Dois ex-presidentes da Câmara Municipal de Cerro Azul, na Região Metropolitana de Curitiba, tiveram os bens bloqueados pela Justiça. A decisão atende a uma ação civil pública por ato de improbidade administrativa, ajuizada pelo Ministério Público do Paraná. Também foram requeridos na ação dois servidores públicos que tiveram participação nos fatos, que ocorreram entre 2015 e 2017.

Ambos são acusados de fraudes na nomeação de aprovados em concurso público realizado pelo órgão. De acordo com o apurado pelo Ministério Público do Paraná, eles cometeram diversas ilegalidades em concurso público promovido em 2015 pela Câmara Municipal com a finalidade de favorecer servidores que já atuavam na Casa Legislativa ocupando cargos comissionados.

Entre as manobras verificadas, estão, por exemplo, a ausência de transparência na divulgação dos atos administrativos de convocação e nomeação dos candidatos, manipulação da forma de convocação dos aprovados, e proposição – e posterior aprovação – de Projeto de Lei que criou vaga com a finalidade exclusiva de favorecer servidor com quem o então presidente da Câmara mantinha relação de proximidade.

Além disso, depois de finalmente convocado, a partir da impetração de mandados de segurança, um dos servidores aprovados passou a sofrer assédio moral por parte dos requeridos (por exemplo, não lhe eram delegadas as atribuições inerentes ao cargo para o qual fora nomeado).

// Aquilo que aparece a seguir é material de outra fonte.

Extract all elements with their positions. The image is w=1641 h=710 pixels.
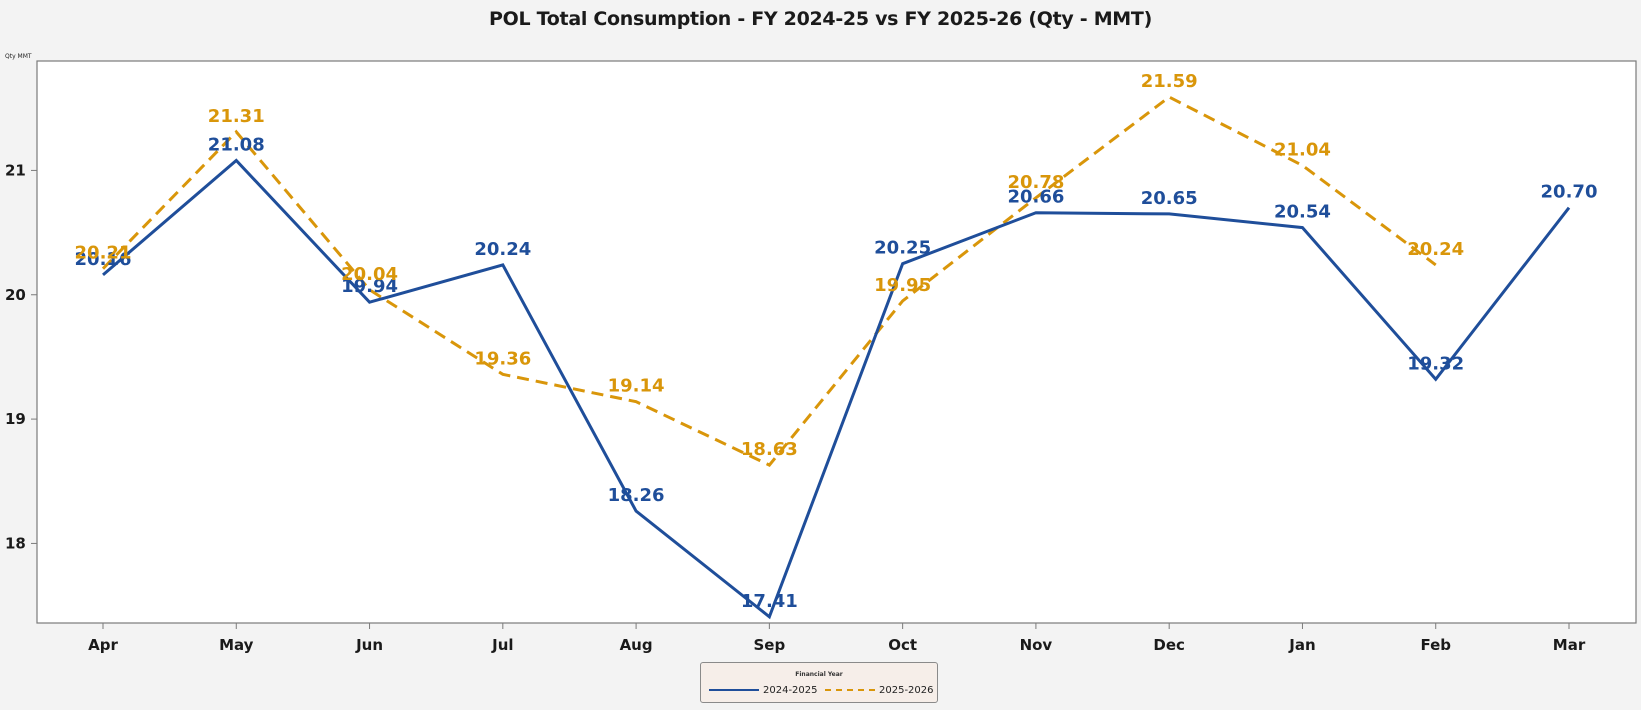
x-axis: Apr May Jun Jul Aug Sep Oct Nov Dec Jan Feb Mar: [88, 623, 1586, 654]
series-layer: [101, 95, 1571, 620]
x-tick-label: Mar: [1553, 636, 1586, 654]
data-label-2025-2026: 20.21: [75, 243, 132, 264]
x-tick-label: Feb: [1420, 636, 1451, 654]
data-point-2025-2026[interactable]: [901, 299, 905, 303]
y-tick-label: 20: [5, 286, 26, 304]
x-tick-label: Dec: [1153, 636, 1185, 654]
data-labels-layer: 20.16 21.08 19.94 20.24 18.26 17.41 20.25 20.66…: [75, 71, 1598, 612]
data-point-2024-2025[interactable]: [1300, 226, 1304, 230]
data-label-2024-2025: 20.24: [474, 239, 531, 260]
x-tick-label: Apr: [88, 636, 118, 654]
x-tick-label: Sep: [754, 636, 786, 654]
data-point-2024-2025[interactable]: [234, 158, 238, 162]
data-point-2025-2026[interactable]: [1434, 263, 1438, 267]
data-point-2024-2025[interactable]: [901, 262, 905, 266]
x-tick-label: May: [219, 636, 254, 654]
legend-item-2024-2025[interactable]: 2024-2025: [709, 683, 818, 697]
legend-swatch-solid-line: [709, 689, 759, 691]
data-label-2024-2025: 19.94: [341, 276, 398, 297]
data-point-2024-2025[interactable]: [767, 615, 771, 619]
x-tick-label: Nov: [1020, 636, 1053, 654]
legend-item-2025-2026[interactable]: 2025-2026: [825, 683, 934, 697]
data-point-2024-2025[interactable]: [501, 263, 505, 267]
data-point-2024-2025[interactable]: [634, 509, 638, 513]
data-label-2025-2026: 20.04: [341, 264, 398, 285]
x-tick-label: Jul: [491, 636, 513, 654]
data-label-2024-2025: 17.41: [741, 591, 798, 612]
data-label-2024-2025: 18.26: [608, 485, 665, 506]
data-point-2025-2026[interactable]: [634, 400, 638, 404]
y-tick-label: 19: [5, 410, 26, 428]
data-point-2024-2025[interactable]: [1567, 206, 1571, 210]
data-label-2024-2025: 19.32: [1407, 353, 1464, 374]
plot-area: [36, 60, 1637, 624]
y-axis: 18 19 20 21: [5, 161, 37, 552]
legend-label: 2024-2025: [763, 684, 818, 696]
legend-label: 2025-2026: [879, 684, 934, 696]
data-label-2025-2026: 19.14: [608, 376, 665, 397]
data-label-2025-2026: 21.04: [1274, 139, 1331, 160]
x-tick-label: Jun: [355, 636, 383, 654]
data-label-2025-2026: 19.95: [874, 275, 931, 296]
data-label-2025-2026: 21.59: [1141, 71, 1198, 92]
data-label-2024-2025: 20.66: [1007, 187, 1064, 208]
data-point-2024-2025[interactable]: [1434, 377, 1438, 381]
y-axis-title: Qty MMT: [5, 53, 32, 60]
y-tick-label: 21: [5, 161, 26, 179]
data-label-2024-2025: 20.70: [1541, 182, 1598, 203]
data-label-2025-2026: 18.63: [741, 439, 798, 460]
legend: Financial Year 2024-2025 2025-2026: [700, 662, 938, 703]
series-line-2024-2025[interactable]: [102, 158, 1571, 620]
legend-swatch-dashed-line: [825, 689, 875, 691]
data-point-2024-2025[interactable]: [368, 300, 372, 304]
y-tick-label: 18: [5, 534, 26, 552]
data-label-2024-2025: 20.16: [75, 249, 132, 270]
data-label-2025-2026: 20.24: [1407, 239, 1464, 260]
legend-title: Financial Year: [795, 671, 843, 678]
data-point-2025-2026[interactable]: [1300, 163, 1304, 167]
data-point-2024-2025[interactable]: [101, 273, 105, 277]
x-tick-label: Jan: [1288, 636, 1315, 654]
x-tick-label: Oct: [888, 636, 917, 654]
data-point-2025-2026[interactable]: [501, 372, 505, 376]
data-point-2025-2026[interactable]: [767, 463, 771, 467]
data-label-2024-2025: 20.54: [1274, 202, 1331, 223]
data-label-2024-2025: 20.65: [1141, 188, 1198, 209]
data-point-2025-2026[interactable]: [234, 130, 238, 134]
data-point-2024-2025[interactable]: [1034, 211, 1038, 215]
series-line-2025-2026[interactable]: [101, 95, 1437, 467]
data-label-2025-2026: 20.78: [1007, 172, 1064, 193]
data-label-2025-2026: 19.36: [474, 348, 531, 369]
chart-title: POL Total Consumption - FY 2024-25 vs FY…: [489, 8, 1152, 30]
x-tick-label: Aug: [620, 636, 653, 654]
data-label-2024-2025: 21.08: [208, 134, 265, 155]
data-label-2025-2026: 21.31: [208, 106, 265, 127]
data-point-2025-2026[interactable]: [1167, 95, 1171, 99]
data-label-2024-2025: 20.25: [874, 238, 931, 259]
data-point-2024-2025[interactable]: [1167, 212, 1171, 216]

O concurso foi realizado para os cargos de agente administrativo e assistente legislativo, com o propósito de adequar a situação do quadro de pessoal do órgão, que era composto quase exclusivamente por servidores comissionados.

Além da condenação dos requeridos às penas previstas na Lei de Improbidade Administrativa, entre elas a suspensão dos direitos políticos e o pagamento de multa, a Promotoria de Justiça requer, na análise do mérito da ação, a decretação de nulidade dos atos administrativos que nomearam os servidores irregularmente e da lei aprovada com o propósito indevido. O montante bloqueado dos investigados é de aproximadamente R$ 44 mil.